6. Reuse Normalization. What healthcare workers may consider a “lack of PPE” may be considered a “perfectly acceptable” supply of PPE in the eyes of their supply chain team. Reuse of disposable PPE accounts for much of the difference in these views. Pre-pandemic, healthcare workers disposed of N95s after a single use. Following the extreme shortage in the spring, healthcare workers adopted a variety of life-extension techniques for their N95s: baking them in the oven, sterilizing them in an autoclave, leaving them for a few days in a brown paper bag, and now Batelle decontamination. Disposable N95s aren’t meant to be used in these ways, yet these behaviors were quickly normalized out of necessity.

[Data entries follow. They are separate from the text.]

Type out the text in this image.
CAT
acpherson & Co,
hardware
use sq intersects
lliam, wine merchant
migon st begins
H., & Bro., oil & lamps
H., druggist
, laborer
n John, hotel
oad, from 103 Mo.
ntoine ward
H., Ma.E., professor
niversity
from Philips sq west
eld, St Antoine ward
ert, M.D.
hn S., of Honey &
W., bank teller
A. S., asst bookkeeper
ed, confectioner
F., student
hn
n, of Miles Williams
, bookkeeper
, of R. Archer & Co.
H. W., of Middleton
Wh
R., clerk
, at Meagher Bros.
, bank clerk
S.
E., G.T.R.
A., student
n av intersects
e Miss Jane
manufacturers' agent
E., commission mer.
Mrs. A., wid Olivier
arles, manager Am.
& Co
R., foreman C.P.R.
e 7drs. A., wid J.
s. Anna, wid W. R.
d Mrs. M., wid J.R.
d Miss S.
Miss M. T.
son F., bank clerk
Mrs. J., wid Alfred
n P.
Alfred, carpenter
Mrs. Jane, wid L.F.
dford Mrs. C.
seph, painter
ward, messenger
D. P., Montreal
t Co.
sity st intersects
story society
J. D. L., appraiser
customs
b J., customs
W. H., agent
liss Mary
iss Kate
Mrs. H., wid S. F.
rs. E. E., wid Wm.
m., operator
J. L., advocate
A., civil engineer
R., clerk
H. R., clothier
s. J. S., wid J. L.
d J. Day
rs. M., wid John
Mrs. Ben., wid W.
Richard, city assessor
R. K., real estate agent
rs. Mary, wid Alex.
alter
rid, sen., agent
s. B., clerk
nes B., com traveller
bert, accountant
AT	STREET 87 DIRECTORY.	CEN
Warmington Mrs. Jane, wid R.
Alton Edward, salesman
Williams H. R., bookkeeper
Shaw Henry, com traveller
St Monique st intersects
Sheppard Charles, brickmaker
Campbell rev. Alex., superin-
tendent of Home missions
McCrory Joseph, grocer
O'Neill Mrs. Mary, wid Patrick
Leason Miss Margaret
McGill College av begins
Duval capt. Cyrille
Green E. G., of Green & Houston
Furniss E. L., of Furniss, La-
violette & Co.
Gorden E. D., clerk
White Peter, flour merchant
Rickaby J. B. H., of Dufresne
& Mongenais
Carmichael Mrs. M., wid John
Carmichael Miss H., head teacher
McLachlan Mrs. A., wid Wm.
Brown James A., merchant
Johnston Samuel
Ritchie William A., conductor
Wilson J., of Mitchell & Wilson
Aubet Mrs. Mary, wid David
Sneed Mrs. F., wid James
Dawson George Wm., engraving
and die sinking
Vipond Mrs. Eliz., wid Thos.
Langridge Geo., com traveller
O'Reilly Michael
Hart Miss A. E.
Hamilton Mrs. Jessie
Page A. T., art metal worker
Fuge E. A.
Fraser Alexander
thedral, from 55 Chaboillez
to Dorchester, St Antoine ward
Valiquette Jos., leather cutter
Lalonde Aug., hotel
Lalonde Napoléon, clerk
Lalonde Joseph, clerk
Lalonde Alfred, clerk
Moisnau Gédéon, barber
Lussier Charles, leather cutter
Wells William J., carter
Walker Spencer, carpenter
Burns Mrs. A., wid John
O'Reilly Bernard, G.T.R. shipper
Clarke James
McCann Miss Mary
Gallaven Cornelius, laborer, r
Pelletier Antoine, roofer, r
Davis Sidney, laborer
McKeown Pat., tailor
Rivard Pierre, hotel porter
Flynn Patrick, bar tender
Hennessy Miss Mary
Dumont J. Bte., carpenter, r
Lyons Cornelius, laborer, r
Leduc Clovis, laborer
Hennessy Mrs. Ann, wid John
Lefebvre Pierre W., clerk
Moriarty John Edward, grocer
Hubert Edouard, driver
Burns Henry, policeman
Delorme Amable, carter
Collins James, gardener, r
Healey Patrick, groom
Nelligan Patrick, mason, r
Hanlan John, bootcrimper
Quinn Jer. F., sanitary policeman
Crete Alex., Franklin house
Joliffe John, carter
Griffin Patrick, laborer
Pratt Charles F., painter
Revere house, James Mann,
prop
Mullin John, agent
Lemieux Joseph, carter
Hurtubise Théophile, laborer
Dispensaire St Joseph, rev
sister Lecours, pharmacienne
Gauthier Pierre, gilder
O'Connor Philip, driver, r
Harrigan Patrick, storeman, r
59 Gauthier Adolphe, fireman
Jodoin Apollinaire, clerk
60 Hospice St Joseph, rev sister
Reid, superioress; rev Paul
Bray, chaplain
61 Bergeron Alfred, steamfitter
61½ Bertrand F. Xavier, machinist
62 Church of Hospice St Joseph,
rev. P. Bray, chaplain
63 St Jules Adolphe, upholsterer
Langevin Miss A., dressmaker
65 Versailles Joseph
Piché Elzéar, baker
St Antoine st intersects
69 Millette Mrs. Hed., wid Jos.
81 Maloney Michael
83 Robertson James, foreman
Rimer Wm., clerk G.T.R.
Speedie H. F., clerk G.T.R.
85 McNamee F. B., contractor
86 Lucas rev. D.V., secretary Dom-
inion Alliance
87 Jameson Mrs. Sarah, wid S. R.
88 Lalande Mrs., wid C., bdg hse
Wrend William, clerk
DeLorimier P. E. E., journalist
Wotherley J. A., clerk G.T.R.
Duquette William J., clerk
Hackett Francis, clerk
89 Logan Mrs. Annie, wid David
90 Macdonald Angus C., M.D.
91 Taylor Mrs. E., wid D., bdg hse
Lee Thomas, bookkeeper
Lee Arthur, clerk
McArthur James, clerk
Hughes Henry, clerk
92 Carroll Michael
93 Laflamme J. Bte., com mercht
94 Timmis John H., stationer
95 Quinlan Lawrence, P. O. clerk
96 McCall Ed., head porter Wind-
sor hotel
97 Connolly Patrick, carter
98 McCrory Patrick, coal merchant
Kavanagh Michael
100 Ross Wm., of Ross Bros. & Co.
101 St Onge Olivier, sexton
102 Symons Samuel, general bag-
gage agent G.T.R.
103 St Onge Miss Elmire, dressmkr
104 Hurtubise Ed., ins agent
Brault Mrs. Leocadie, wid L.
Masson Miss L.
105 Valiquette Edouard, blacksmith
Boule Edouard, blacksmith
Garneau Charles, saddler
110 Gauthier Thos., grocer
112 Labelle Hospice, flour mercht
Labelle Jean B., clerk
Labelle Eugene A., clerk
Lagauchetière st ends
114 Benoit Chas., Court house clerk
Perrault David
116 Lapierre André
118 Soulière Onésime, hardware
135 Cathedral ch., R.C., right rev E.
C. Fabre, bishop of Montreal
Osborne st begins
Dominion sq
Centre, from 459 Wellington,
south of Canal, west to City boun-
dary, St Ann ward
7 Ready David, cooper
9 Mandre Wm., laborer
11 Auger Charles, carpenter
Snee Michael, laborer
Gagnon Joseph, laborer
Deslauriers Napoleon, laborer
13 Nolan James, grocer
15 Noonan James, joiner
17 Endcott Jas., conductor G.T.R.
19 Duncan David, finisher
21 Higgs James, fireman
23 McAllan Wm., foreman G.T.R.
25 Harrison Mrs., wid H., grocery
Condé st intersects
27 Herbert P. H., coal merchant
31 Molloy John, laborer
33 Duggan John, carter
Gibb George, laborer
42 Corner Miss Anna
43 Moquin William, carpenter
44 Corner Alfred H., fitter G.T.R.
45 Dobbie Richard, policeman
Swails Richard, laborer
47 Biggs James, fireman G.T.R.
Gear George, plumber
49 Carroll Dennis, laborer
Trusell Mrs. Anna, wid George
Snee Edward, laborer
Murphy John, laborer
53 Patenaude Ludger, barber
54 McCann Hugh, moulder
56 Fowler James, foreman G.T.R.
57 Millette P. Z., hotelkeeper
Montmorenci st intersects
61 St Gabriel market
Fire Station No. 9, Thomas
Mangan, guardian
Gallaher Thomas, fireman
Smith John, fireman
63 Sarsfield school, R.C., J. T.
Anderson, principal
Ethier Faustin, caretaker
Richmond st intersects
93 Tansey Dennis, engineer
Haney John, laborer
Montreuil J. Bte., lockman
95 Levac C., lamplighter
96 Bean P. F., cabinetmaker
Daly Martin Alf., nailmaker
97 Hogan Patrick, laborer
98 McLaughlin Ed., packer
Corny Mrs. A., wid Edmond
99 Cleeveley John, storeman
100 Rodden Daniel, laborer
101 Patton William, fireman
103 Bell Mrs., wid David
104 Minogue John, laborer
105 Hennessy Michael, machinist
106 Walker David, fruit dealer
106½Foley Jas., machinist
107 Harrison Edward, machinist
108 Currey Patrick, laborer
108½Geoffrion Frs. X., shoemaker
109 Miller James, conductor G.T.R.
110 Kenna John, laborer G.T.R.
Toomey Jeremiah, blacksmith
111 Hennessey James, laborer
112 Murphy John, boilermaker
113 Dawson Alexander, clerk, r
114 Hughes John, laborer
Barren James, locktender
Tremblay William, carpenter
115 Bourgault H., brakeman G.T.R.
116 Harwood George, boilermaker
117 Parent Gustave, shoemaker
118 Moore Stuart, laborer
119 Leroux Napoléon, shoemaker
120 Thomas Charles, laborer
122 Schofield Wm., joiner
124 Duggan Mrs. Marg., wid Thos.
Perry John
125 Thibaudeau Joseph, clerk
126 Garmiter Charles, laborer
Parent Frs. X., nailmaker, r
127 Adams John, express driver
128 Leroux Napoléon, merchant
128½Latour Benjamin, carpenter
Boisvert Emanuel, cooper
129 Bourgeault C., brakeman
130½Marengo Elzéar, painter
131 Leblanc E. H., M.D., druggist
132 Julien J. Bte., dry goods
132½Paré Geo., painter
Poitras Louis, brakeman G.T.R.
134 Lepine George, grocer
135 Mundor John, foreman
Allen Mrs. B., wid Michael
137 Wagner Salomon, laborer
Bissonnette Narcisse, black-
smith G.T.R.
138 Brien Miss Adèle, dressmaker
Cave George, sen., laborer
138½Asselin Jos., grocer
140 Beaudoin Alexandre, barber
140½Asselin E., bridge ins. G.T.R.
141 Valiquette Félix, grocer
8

7. Trust. When N95s from 3M, Honeywell, and other brands became unavailable, the only available supplier was China-produced NIOSH respirators (not to be confused with KN95s). Obtaining them was tricky. Typically, buyers might work with a distributor to vet the factory, do quality control, and move the goods. But due to supply constraints during the pandemic, buyers started to entertain new suppliers: a mixed bag of long-time supply chain professionals, disaster relief professionals, but also opportunists and brokers looking to make a buck without doing their due diligence. Now, this varied supply is languishing in warehouses throughout the US. As buyers cannot tell the good from the bad nor the real from the fake, there is a dual reality of excess supply and unmet demand.

8. Stockpiling. From federal and local governments to healthcare facilities and companies, it seems like everyone started building PPE stockpiles in April. This means the vast majority of N95s have gone to warehouses rather than to end users.

9. Retail deplatforming. The real shortage is in consumer demand for N95s. Many retailers refuse to sell N95s because of the legal and PR implications that arose in the spring, as well as the continued perception that N95s are in short supply. As a result, popular eCommerce and retail platforms refuse to list or actively delist legitimate vendors and products. Today, healthcare is fully supplied (perhaps with the exception of smaller-sized Surgical N95s), and there are many, many options of Standard N95s that can be made available to the general public.

It bears repeating: There is no shortage of N95s. Production has increased around the globe, and there is even latent capacity in some overseas NIOSH factories. So, the perception of scarcity isn’t a production problem. It’s a problem of budgets, allocation, perception, and other market access barriers.